Thank Goodness for the Rain!

It’s almost as if I can hear the fields breathing a sigh of relief…  When the sun comes out again, it will be madness out there! The crops, the weeds–everything will take off.  Right now we get a little respite from weeding.  Just enough time to catch our breath.

We have finally added chickens to our little farm.  Last night we picked them up from farmer friends of ours.  They spent the night in the back of my truck and were excited to get out of it in the morning.  They’ve laid some eggs, which Justin has ‘reserved’ for the farmstand, even though I’m dying to eat one!  The hens are big and gorgeous ladies.  The eggs will not be certified organic but we will feed them primarily on veggies, bugs and organic layer pellets.  It’s lots of fun to have more animals on the farm, especially ones that are so completely different than the rabbits.  I have to be careful that I don’t let these entertaining creatures distract me too much from growing vegetables!

003One of the exciting developments in the past two weeks is the appearance of flowers on our tomatoes.  We had such a terrible tomato crop last year that the health and beautiful of our current plants seems miraculous.  Everything growing on the plastic mulch is doing so well, partially because of the increase heat under there but also because we’ve been able to irrigate them regularly.  The greens in the field have had to rely on their root systems to get to moisture under the hot dust.  Last week we finished planting the melons and the long-season brassicas (storage cabbage and broccoli).  When I think of all the tender roots we put into hot soil I’m even more thankful for this rain!

Tomorrow we open our farmstand at noon!  We’ll have salad mix and mustard greens, fresh eggs, radish, and plant starts for all you procrastinating gardeners.  If you’ve planted your garden and found you just need a couple more zucchinis or maybe a hollyhock next to your front door, we’ve got you covered.  We have limited supply of plants and we’re only offering them tomorrow and Saturday, so don’t miss out!  For the adventurous, we even have some popcorn plants!

Last year's hollyhocks at the farm.  We have a small number of hollyhock plants available for sale!

Last year’s hollyhocks at the farm. We have a small number of hollyhock plants available for sale!



Sunny Days and Thaws

Sunny days mean the snow is melting.  Two feet of slushy mess makes the walk to the greenhouse a bit treacherous, one mis-step off the path lands you in the snow.  It means we’re replacing our socks multiple times a day but that’s a small price to pay for sunshine.  Everyday more soggy, brown grass shows up along the edge of the greenhouse or the wash and pack shed.  It’s messy but fabulous!

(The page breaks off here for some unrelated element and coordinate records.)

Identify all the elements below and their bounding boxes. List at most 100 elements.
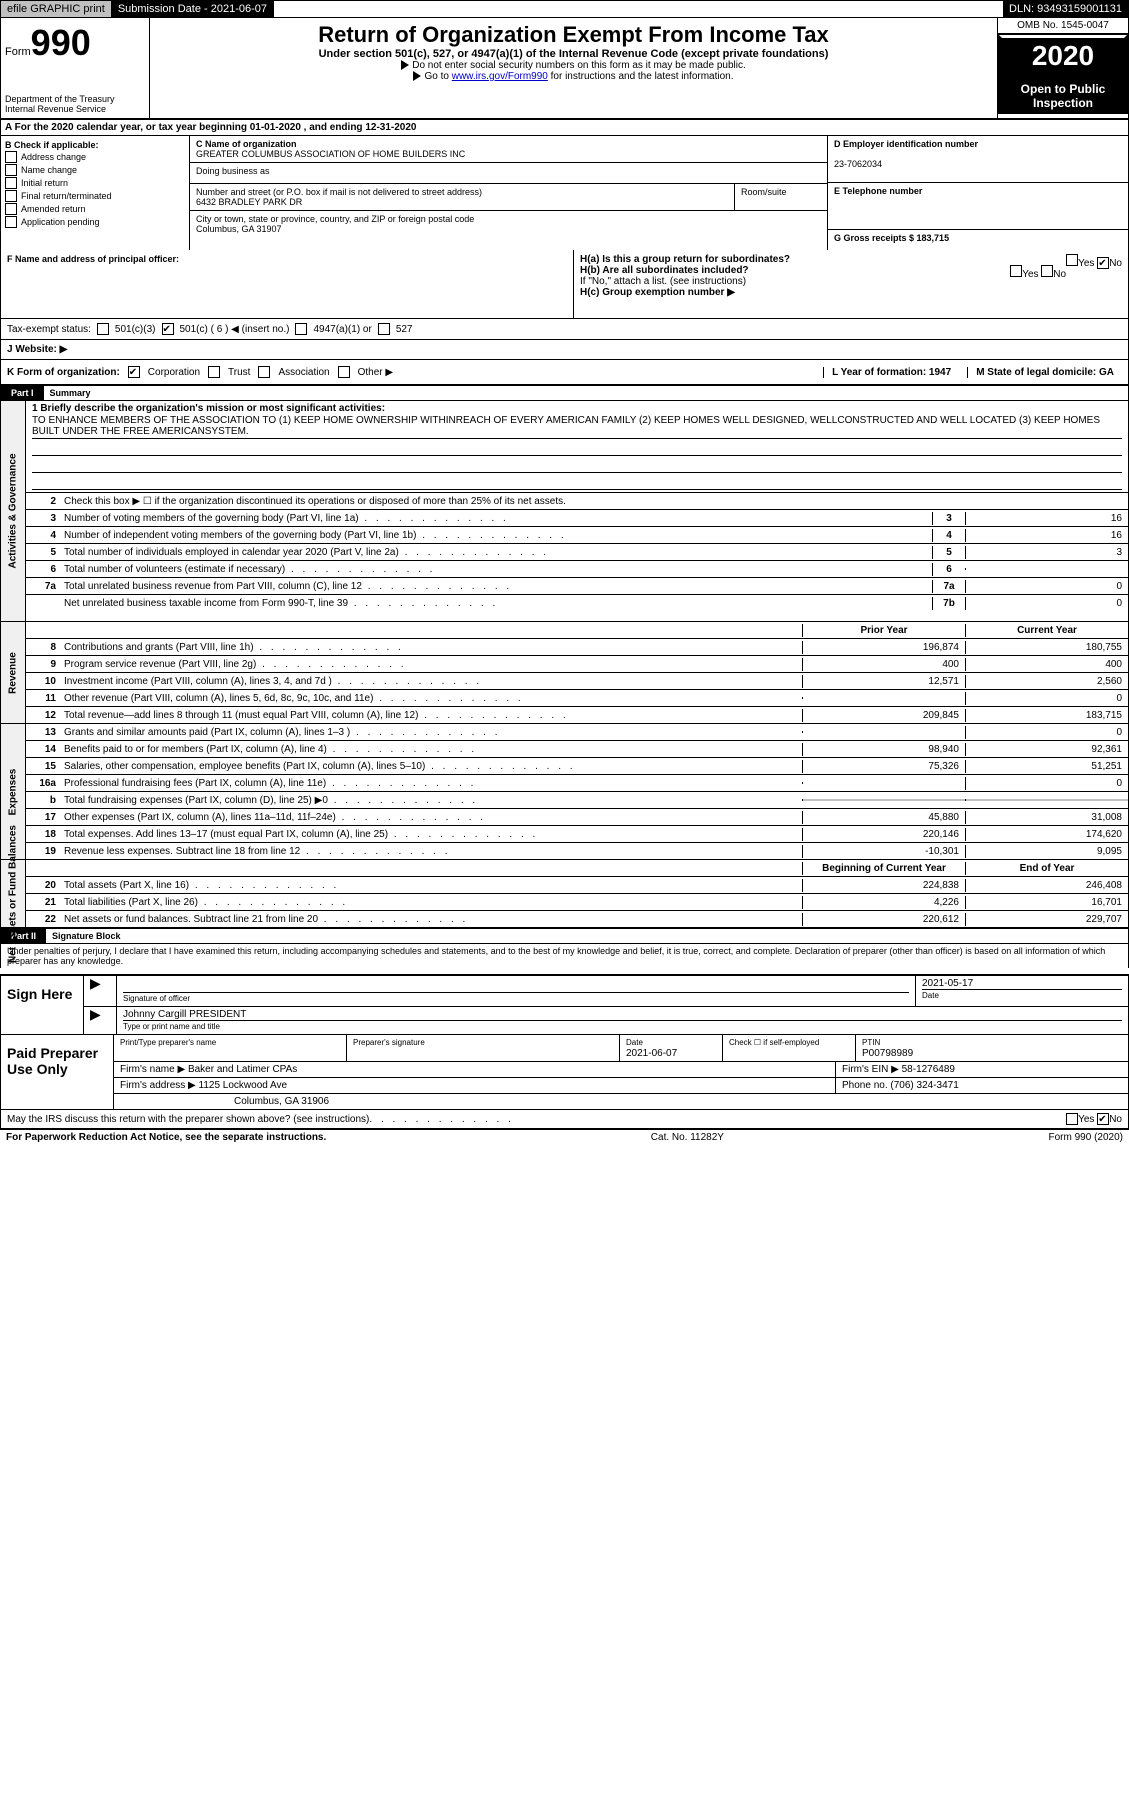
- arrow-icon: [401, 60, 409, 70]
- room-label: Room/suite: [741, 187, 787, 197]
- current-year-val: 400: [965, 658, 1128, 671]
- vtab-revenue: Revenue: [8, 652, 19, 694]
- line-desc: Benefits paid to or for members (Part IX…: [60, 743, 802, 756]
- taxex-c: 4947(a)(1) or: [313, 324, 371, 335]
- line-desc: Check this box ▶ ☐ if the organization d…: [60, 495, 1128, 508]
- checkbox-pending[interactable]: [5, 216, 17, 228]
- dba-label: Doing business as: [196, 166, 270, 176]
- current-year-val: [965, 799, 1128, 801]
- current-year-val: 9,095: [965, 845, 1128, 858]
- line-num: 7a: [26, 580, 60, 593]
- check-label: Amended return: [21, 204, 86, 214]
- form-number: 990: [31, 22, 91, 63]
- line-num: 19: [26, 845, 60, 858]
- street-label: Number and street (or P.O. box if mail i…: [196, 187, 482, 197]
- line-cellnum: 3: [932, 512, 965, 525]
- line-desc: Grants and similar amounts paid (Part IX…: [60, 726, 802, 739]
- street-value: 6432 BRADLEY PARK DR: [196, 197, 302, 207]
- line-num: 18: [26, 828, 60, 841]
- line-num: 15: [26, 760, 60, 773]
- line-num: 10: [26, 675, 60, 688]
- gross-receipts: G Gross receipts $ 183,715: [834, 233, 949, 243]
- firm-addr2: Columbus, GA 31906: [234, 1096, 329, 1107]
- goto-pre: Go to: [424, 71, 451, 82]
- checkbox-initial[interactable]: [5, 177, 17, 189]
- prior-year-val: 4,226: [802, 896, 965, 909]
- sign-here-label: Sign Here: [1, 976, 84, 1034]
- arrow-icon: [413, 71, 421, 81]
- dln-label: DLN: 93493159001131: [1003, 1, 1128, 17]
- ein-label: D Employer identification number: [834, 139, 978, 149]
- discuss-no-box[interactable]: [1097, 1113, 1109, 1125]
- k-assoc-box[interactable]: [258, 366, 270, 378]
- name-label: C Name of organization: [196, 139, 297, 149]
- line-desc: Other expenses (Part IX, column (A), lin…: [60, 811, 802, 824]
- ha-yes-box[interactable]: [1066, 254, 1078, 266]
- ptin-label: PTIN: [862, 1038, 880, 1047]
- mission-q: 1 Briefly describe the organization's mi…: [32, 403, 385, 414]
- irs-link[interactable]: www.irs.gov/Form990: [452, 71, 548, 82]
- goto-post: for instructions and the latest informat…: [548, 71, 734, 82]
- current-year-val: 246,408: [965, 879, 1128, 892]
- line-num: 20: [26, 879, 60, 892]
- sig-date: 2021-05-17: [922, 978, 1122, 990]
- efile-label[interactable]: efile GRAPHIC print: [1, 1, 112, 17]
- line-desc: Number of voting members of the governin…: [60, 512, 932, 525]
- hb-yes-box[interactable]: [1010, 265, 1022, 277]
- firm-phone-label: Phone no.: [842, 1080, 888, 1091]
- discuss-label: May the IRS discuss this return with the…: [7, 1114, 369, 1125]
- prior-year-val: [802, 799, 965, 801]
- line-num: 5: [26, 546, 60, 559]
- m-state: M State of legal domicile: GA: [976, 367, 1114, 378]
- k-corp-box[interactable]: [128, 366, 140, 378]
- ha-no-box[interactable]: [1097, 257, 1109, 269]
- begin-year-header: Beginning of Current Year: [802, 862, 965, 875]
- checkbox-final[interactable]: [5, 190, 17, 202]
- line-desc: Net unrelated business taxable income fr…: [60, 597, 932, 610]
- check-label: Name change: [21, 165, 77, 175]
- paid-preparer-label: Paid Preparer Use Only: [1, 1035, 114, 1109]
- prep-date: 2021-06-07: [626, 1048, 677, 1059]
- line-desc: Total number of volunteers (estimate if …: [60, 563, 932, 576]
- yes-label: Yes: [1022, 269, 1038, 280]
- current-year-val: 31,008: [965, 811, 1128, 824]
- prior-year-val: 400: [802, 658, 965, 671]
- sig-officer-label: Signature of officer: [123, 994, 190, 1003]
- current-year-val: 0: [965, 726, 1128, 739]
- no-label: No: [1053, 269, 1066, 280]
- checkbox-address[interactable]: [5, 151, 17, 163]
- line-desc: Professional fundraising fees (Part IX, …: [60, 777, 802, 790]
- line-desc: Number of independent voting members of …: [60, 529, 932, 542]
- taxex-501c-box[interactable]: [162, 323, 174, 335]
- no-label: No: [1109, 1114, 1122, 1125]
- prior-year-val: [802, 782, 965, 784]
- line-cellnum: 7a: [932, 580, 965, 593]
- taxex-4947-box[interactable]: [295, 323, 307, 335]
- checkbox-name[interactable]: [5, 164, 17, 176]
- current-year-val: 51,251: [965, 760, 1128, 773]
- l-year: L Year of formation: 1947: [832, 367, 951, 378]
- line-val: [965, 568, 1128, 570]
- discuss-yes-box[interactable]: [1066, 1113, 1078, 1125]
- footer-mid: Cat. No. 11282Y: [651, 1132, 724, 1143]
- hb-no-box[interactable]: [1041, 265, 1053, 277]
- checkbox-amended[interactable]: [5, 203, 17, 215]
- taxex-501c3-box[interactable]: [97, 323, 109, 335]
- prep-check-label: Check ☐ if self-employed: [729, 1038, 819, 1047]
- k-other: Other ▶: [358, 367, 393, 378]
- line-num: 9: [26, 658, 60, 671]
- ha-label: H(a) Is this a group return for subordin…: [580, 254, 790, 265]
- prior-year-val: 209,845: [802, 709, 965, 722]
- k-trust-box[interactable]: [208, 366, 220, 378]
- prior-year-val: [802, 731, 965, 733]
- prior-year-val: -10,301: [802, 845, 965, 858]
- prep-date-label: Date: [626, 1038, 643, 1047]
- current-year-header: Current Year: [965, 624, 1128, 637]
- line-desc: Other revenue (Part VIII, column (A), li…: [60, 692, 802, 705]
- k-other-box[interactable]: [338, 366, 350, 378]
- vtab-expenses: Expenses: [8, 768, 19, 815]
- k-trust: Trust: [228, 367, 250, 378]
- taxex-527-box[interactable]: [378, 323, 390, 335]
- line-val: 16: [965, 529, 1128, 542]
- line-val: 3: [965, 546, 1128, 559]
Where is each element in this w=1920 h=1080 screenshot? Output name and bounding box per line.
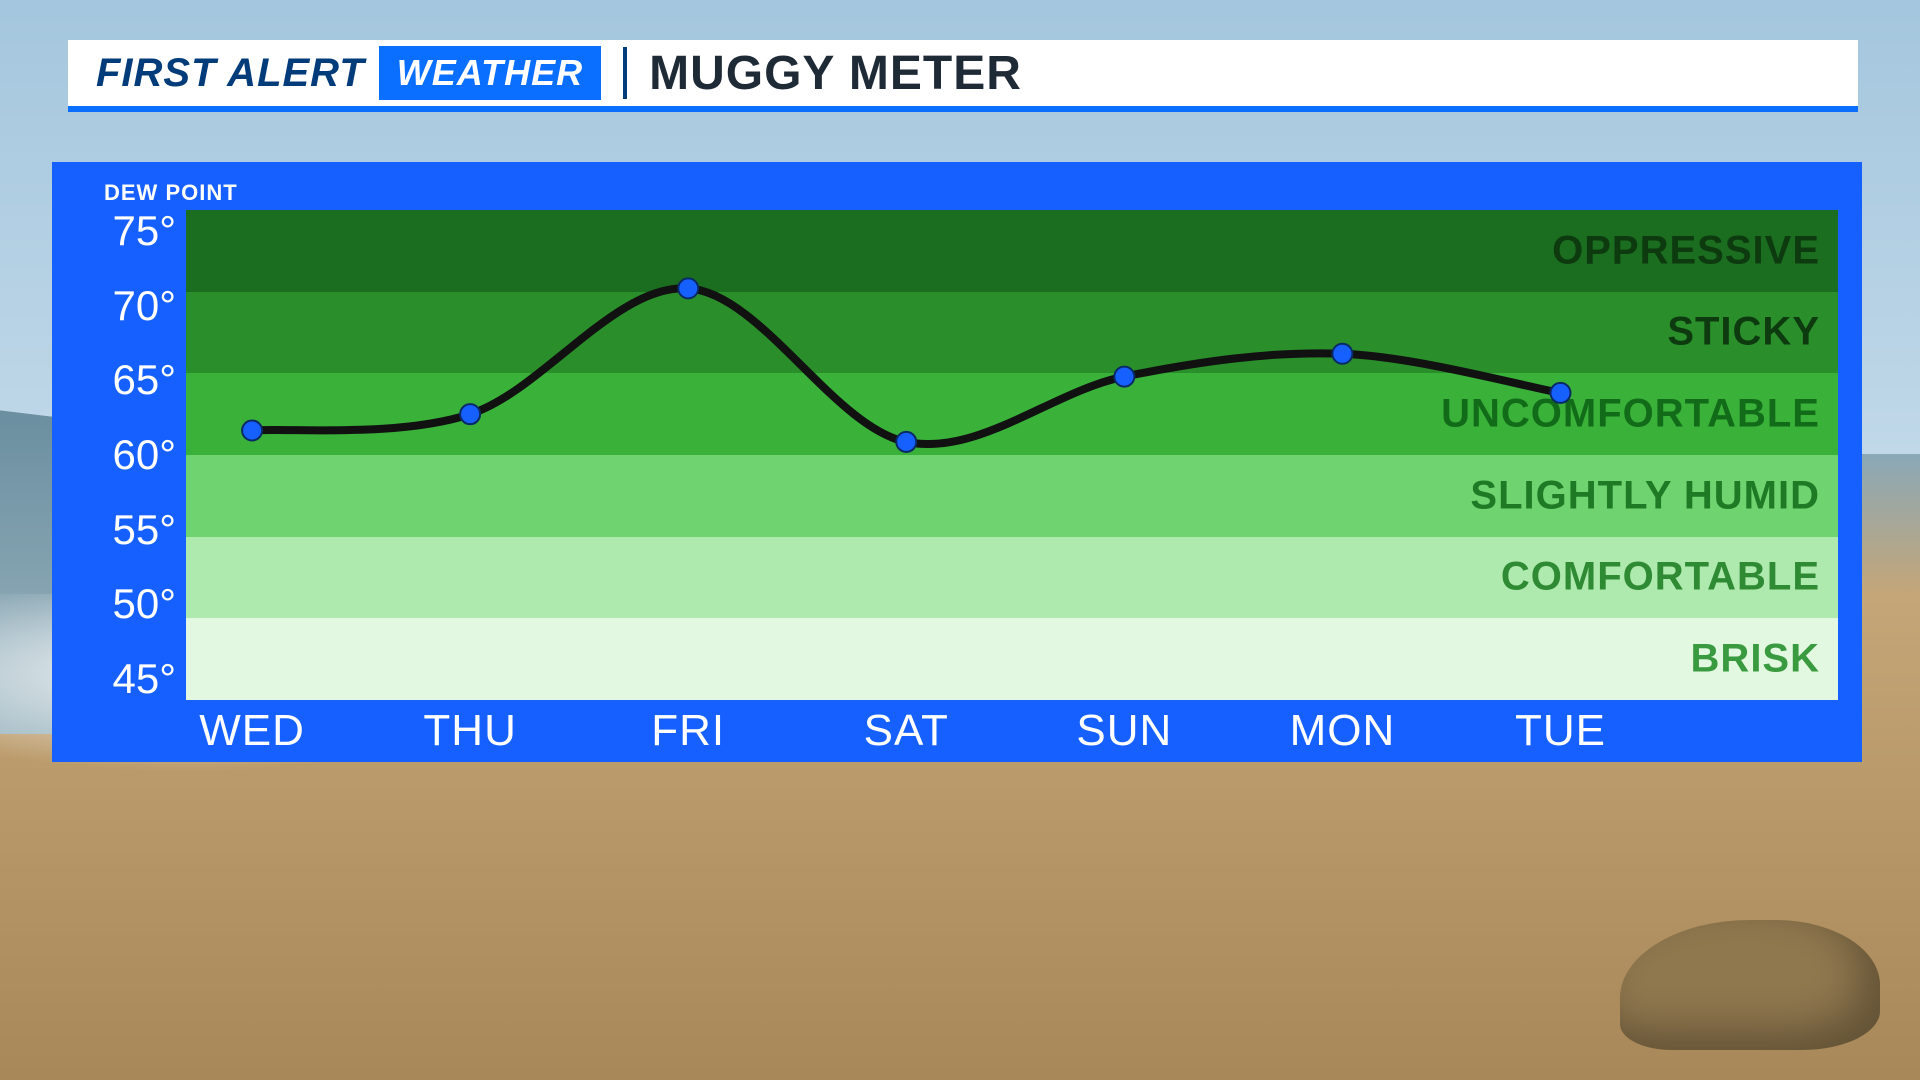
y-tick: 60° [112,434,176,476]
x-tick: FRI [651,706,725,756]
brand-block: FIRST ALERT WEATHER [68,46,601,100]
y-tick: 50° [112,583,176,625]
data-marker [460,404,480,424]
background-beach: FIRST ALERT WEATHER MUGGY METER DEW POIN… [0,0,1920,1080]
y-tick: 75° [112,210,176,252]
y-axis: 75° 70° 65° 60° 55° 50° 45° [76,210,186,700]
y-tick: 55° [112,509,176,551]
data-marker [896,432,916,452]
y-tick: 70° [112,285,176,327]
x-tick: MON [1290,706,1396,756]
data-marker [1550,383,1570,403]
y-tick: 65° [112,359,176,401]
data-marker [678,278,698,298]
line-layer [186,210,1838,700]
data-marker [1332,344,1352,364]
x-tick: SAT [864,706,949,756]
y-axis-title: DEW POINT [104,180,1838,206]
data-marker [242,421,262,441]
title-divider [623,47,627,99]
data-marker [1114,367,1134,387]
chart-panel: DEW POINT 75° 70° 65° 60° 55° 50° 45° BRISKCOM… [52,162,1862,762]
brand-first-alert: FIRST ALERT [96,51,365,96]
graphic-title: MUGGY METER [649,46,1022,101]
title-bar: FIRST ALERT WEATHER MUGGY METER [68,40,1858,112]
dewpoint-line [252,288,1560,444]
bg-rock [1620,920,1880,1050]
x-tick: TUE [1515,706,1606,756]
x-tick: THU [423,706,516,756]
chart-body: 75° 70° 65° 60° 55° 50° 45° BRISKCOMFORTABLESL… [76,210,1838,700]
x-tick: SUN [1076,706,1172,756]
x-axis: WED THU FRI SAT SUN MON TUE [186,706,1838,762]
plot-area: BRISKCOMFORTABLESLIGHTLY HUMIDUNCOMFORTA… [186,210,1838,700]
brand-weather-box: WEATHER [379,46,601,100]
y-tick: 45° [112,658,176,700]
x-tick: WED [199,706,305,756]
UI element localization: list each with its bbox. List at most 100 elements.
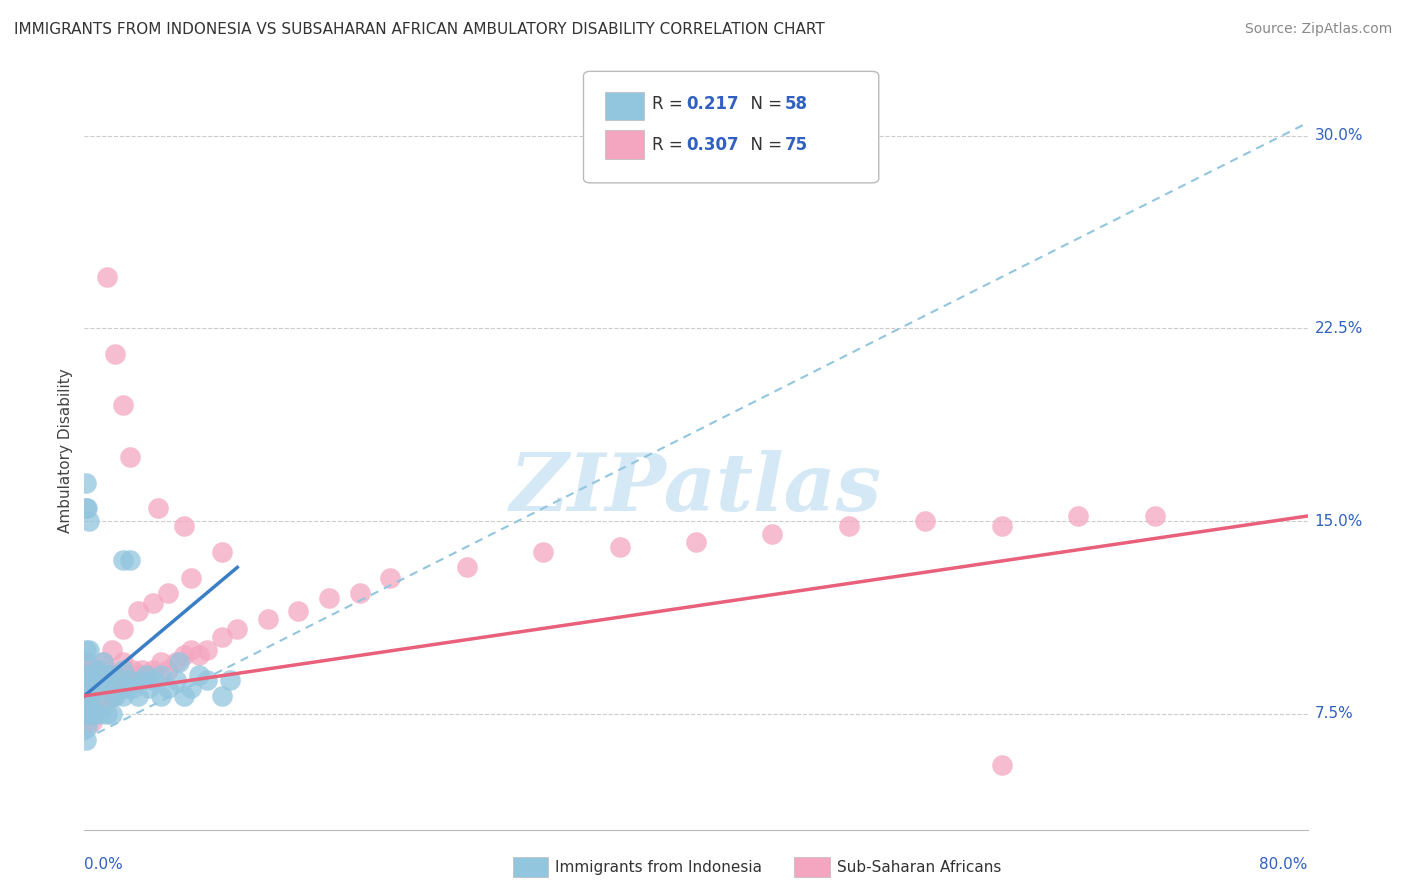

Our greenhouse is up and going, with the heat mat keeping our plants at a nice 77 degrees.  The onions and shallots have been seeded as well as a whole host of herbs.  At night, when it’s 40 degrees, we cover everything up with plastic and a blanket and during the day we open the doors when it’s 90 degrees.  With the greenhouse up and going we begin months of constant monitoring: Running to open windows when a cloudy day suddenly becomes sunny or running to close the windows when a cold wind blows in.  The trials and mishaps of monitoring the greenhouse reminds me of the first coldframe we built.  We found these two 4′ x 4′ windows for free and decided to build a base for them.  They were incredible heavy and curved, so they weren’t the best windows for what we were doing.  When we finally finished our coldframe we were so excited that we immediately put our tender celeriac and onion seedlings inside.  That day turned out to be sunny and cold.  Justin and I were threshing beans and freezing in the shade of the barn.  When I went to check on the seedlings after a couple of hours, I found our plants melted inside a coldframe that had gotten to over 130 degrees inside.  Thinking it was such a cold day, we hadn’t opened the windows at all.  That night I tried to save the onions by meticulously separating them with tweezers.

As long as we make sure not to cook our plants, the heat that the greenhouse can offer is great for growing.  It allows us to grow tomatoes, eggplants and peppers and it’s not a bad place to hang out when we’re cold and missing those summer days.  Today I carried a lawn chair down and made a space for myself to sit and relax.  Now all I have to do is find my sunglasses.


Hey-Zeus prefers to sit outside in the sun while we work in the greenhouse.